Kız biraz bekledi. Şaşıp kalmıştı. "Hayır!" diye bağırıp silahı müdüre doğrulttu ama geç kalmıştı. Müdür Doğa' dan önce davranıp silahı ateşlemişti. Doğa' ya döndüğümüzde alnından kanlar akıyor, titriyordu. O andan itibaren olanların gerçek olduğunu yeni fark etmiştik.

Ben akıllılık edip en sona geçmiştim. O zamana kadar belki bir kaçış bulabileceğimi düşünüyordum.

"Arzu ve Kerem, arka tarafa geçin. Burada kalan son 14 kişi de kararlarını verince yaşamayı başaranlar, okulun yurduna gidecek. Sonraki adımı daha sonra açıklayacağım. Ama hiç bir yere gitmeyeceksiniz."

Birkaç kişi daha ilerledi. Yanımdaki 13 kişi ilk kız gibi bir hata yapmadılar. Yani en azından müdüre göre. Kendilerini kurtardılar.

"14 numara, sıra sende! Burak ve Mete, öne yaklaşın."

14 numara Özlem' di. Ondan sonra bendeydi ama ben hâlâ kurtuluş yolu bulamamıştım.

"14 numara, Burak' ı seviyor. Ancak bilmiyor ki onu seven başka birisinin olduğunu. Ölmeden önce söylemek istediğin bir şey var mı Mete?"

"Ben, Özlem seni çok sevdim. Sude yalandı. Sen anlama diye söylediğim bir yalan. Yalan söylemeseydim belki de şu anda Burak' ı sevmezdin. Özür dilerim."

Ben olanlar karşısında şok geçirirken Özlem' i şu anda düşünemiyordum bile.

"Zaman daralıyor Özlem, seç birini!"

Özlem silahı aldı, hiçbir şey söylemeden, ağlayarak Mete' ye doğrulttu.

"Özlem on... dokuz..." Müdür de Özlem' e tutuyordu silahı. Sürenin sonunda ne olacağını biliyordum. Özlem acele etmezse, dökülen kırmızı kan, Özlem' inki olacaktı.

"Özlem vur beni yoksa sen öleceksin!"

Mete' nin bu sözü Özlem' in elindeki silahı bırakma sebebi olmuştu. Silahı bırakıp yere oturdu. Mete "Özlem" diye bağırıyordu.

"İki... ve bir!"

Silah sesi kulağımı doldurmuştu. Özlem' in yerde yatan kanlı bedeni, ah, Tanrım. Özlem bunu haketmiyordu.

"15 numara! Sıra sende! Mert ve Burak. Aaa, şansa bak, Burak ikinci kez ölümle dans ediyor."

Müdür elindeki silahı bana verdi ve kendi silahını bana doğrulttu. Saymaya başladı.

"15 numara, son on... dokuz... sekiz..."

Müdürün o iğrenç sesi kulağımda yankılanırken gözlerimden süzülen yaşları fark ettim. Gözlerimi Mert ile Burak' a çevirdim. Daha sonra yerde yatan kanlı ve cansız bedenlere. Daha sonra da, elimdeki silaha.

"Dört... üç..."

Müdür sayarken silahı kedime doğrulttum ve karnıma ateş ettim. Belki yaşama ihtimalime karşı.
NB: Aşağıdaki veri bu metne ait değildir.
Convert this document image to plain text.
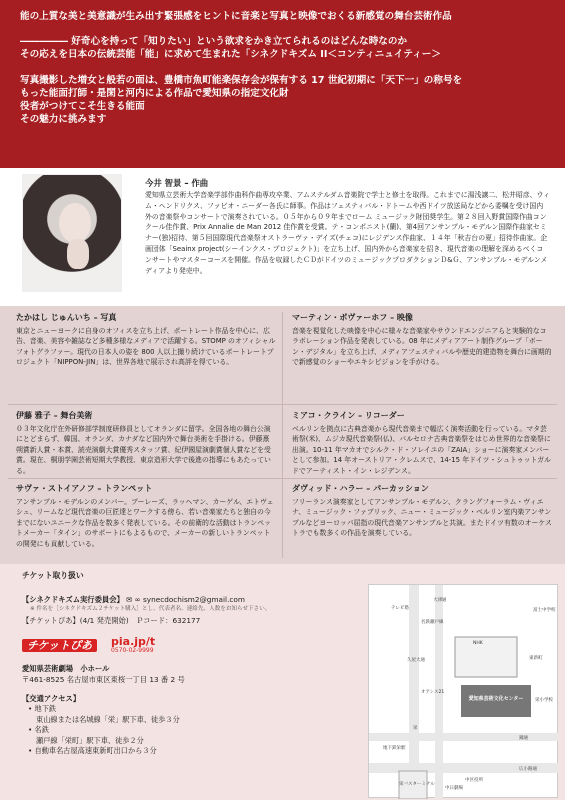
能の上質な美と美意識が生み出す緊張感をヒントに音楽と写真と映像でおくる新感覚の舞台芸術作品

――――― 好奇心を持って「知りたい」という欲求をかき立てられるのはどんな時なのか

その応えを日本の伝統芸能「能」に求めて生まれた「シネクドキズム II＜コンティニュイティー＞

写真撮影した増女と般若の面は、豊橋市魚町能楽保存会が保有する 17 世紀初期に「天下一」の称号を

もった能面打師・是閑と河内による作品で愛知県の指定文化財

役者がつけてこそ生きる能面

その魅力に挑みます

今井 智景 – 作曲
愛知県立芸術大学音楽学部作曲科作曲専攻卒業、アムステルダム音楽院で学士と修士を取得。これまでに湯浅譲二、松井昭彦、ウィム・ヘンドリクス、ファビオ・ニーダー各氏に師事。作品はフェスティバル・ドトームや西ドイツ放送局などから委嘱を受け国内外の音楽祭やコンサートで演奏されている。０５年から０９年までローム ミュージック財団奨学生。第２８回入野賞国際作曲コンクール佳作賞、Prix Annalie de Man 2012 佳作賞を受賞。テ・コンポニスト(蘭)、第4回アンサンブル・モデルン国際作曲家セミナー(独)招待、第５回国際現代音楽祭オストラーヴァ・デイズ(チェコ)にレジデンス作曲家、１４年「秋吉台の夏」招待作曲家。企画団体「Seainx project(シーインクス・プロジェクト)」を立ち上げ、国内外から音楽家を招き、現代音楽の理解を深めるべくコンサートやマスターコースを開催。作品を収録したＣＤがドイツのミュージックプロダクションＤ&Ｇ、アンサンブル・モデルンメディアより発売中。
たかはし じゅんいち – 写真
東京とニューヨークに自身のオフィスを立ち上げ、ポートレート作品を中心に、広告、音楽、美容や雑誌など多種多様なメディアで活躍する。STOMP のオフィシャルフォトグラファー。現代の日本人の姿を 800 人以上撮り続けているポートレートプロジェクト「NIPPON-JIN」は、世界各地で展示され高評を得ている。
マーティン・ボヴァーホフ – 映像
音楽を視覚化した映像を中心に様々な音楽家やサウンドエンジニアらと実験的なコラボレーション作品を発表している。08 年にメディアアート制作グループ「ボーン・デジタル」を立ち上げ、メディアフェスティバルや歴史的建造物を舞台に画期的で新感覚のショーやエキシビジョンを手がける。
伊藤 雅子 – 舞台美術
０３年文化庁在外研修部学制度研修員としてオランダに留学。全国各地の舞台公演にとどまらず、韓国、オランダ、カナダなど国内外で舞台美術を手掛ける。伊藤熹朔賞新人賞・本賞、読売演劇大賞優秀スタッフ賞、紀伊國屋演劇賞個人賞などを受賞。現在、桐朋学園芸術短期大学教授、東京造形大学で後進の指導にもあたっている。
ミアコ・クライン – リコーダー
ベルリンを拠点に古典音楽から現代音楽まで幅広く演奏活動を行っている。マタ芸術祭(米)、ムジカ現代音楽祭(仏)、バルセロナ古典音楽祭をはじめ世界的な音楽祭に出演。10-11 年マカオでシルク・ド・ソレイユの「ZAIA」ショーに演奏家メンバーとして参加。14 年オーストリア・クレムスで、14-15 年ドイツ・シュトゥットガルドでアーティスト・イン・レジデンス。
サヴァ・ストイアノフ – トランペット
アンサンブル・モデルンのメンバー。ブーレーズ、ラッヘマン、カーゲル、エトヴェシュ、リームなど現代音楽の巨匠達とワークする傍ら、若い音楽家たちと独自の今までにないユニークな作品を数多く発表している。その前衛的な活動はトランペットメーカー「タイン」のサポートにもよるもので、メーカーの新しいトランペットの開発にも貢献している。
ダヴィッド・ハラー – パーカッション
フリーランス演奏家としてアンサンブル・モデルン、クラングフォーラム・ヴィエナ、ミュージック・ファブリック、ニュー・ミュージック・ベルリン室内楽アンサンブルなどヨーロッパ屈指の現代音楽アンサンブルと共演。またドイツ有数のオーケストラでも数多くの作品を演奏している。
チケット取り扱い
【シネクドキズム実行委員会】 ✉ ∞ synecdochism2@gmail.com
※ 件名を［シネクドキズム２チケット購入］とし、代表者名、連絡先、人数をお知らせ下さい。
【チケットぴあ】(4/1 発売開始)　Ｐコード：632177
チケットぴあ	pia.jp/t
0570-02-9999
愛知県芸術劇場　小ホール
〒461-8525 名古屋市東区東桜一丁目 13 番 2 号
【交通アクセス】
• 地下鉄
東山線または名城線「栄」駅下車、徒歩３分
• 名鉄
瀬戸線「栄町」駅下車、徒歩２分
• 自動車名古屋高速東新町出口から３分
テレビ塔
名鉄瀬戸線
NHK
オアシス21
栄
地下鉄栄駅
錦通
広小路通
中区役所
中日劇場
栄バスターミナル
富士中学校
栄小学校
大津通
久屋大通	東新町
愛知県芸術文化センター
Hissettiğim acıyla birlikte bir ses duydum. Müdürün sesi, duyduğum son sesin onun sesi olması, işte bu berbattı. Ama kafamda duyduğum başka bir ses daha vardı. Çiçekçi teyzenin sesi.

"Ölmeden önce de seni çok seviyorum dedi ve elindeki gülü saçıma taktı. Hani insanlar elindekinin değerini kaybedince anlarlar ya. Benim için de aynı şey oldu. Saçıma taktığı gülü hiç bir zaman yanımdan ayırmıyorum. Böylece onu hep yanımda hissediyorum."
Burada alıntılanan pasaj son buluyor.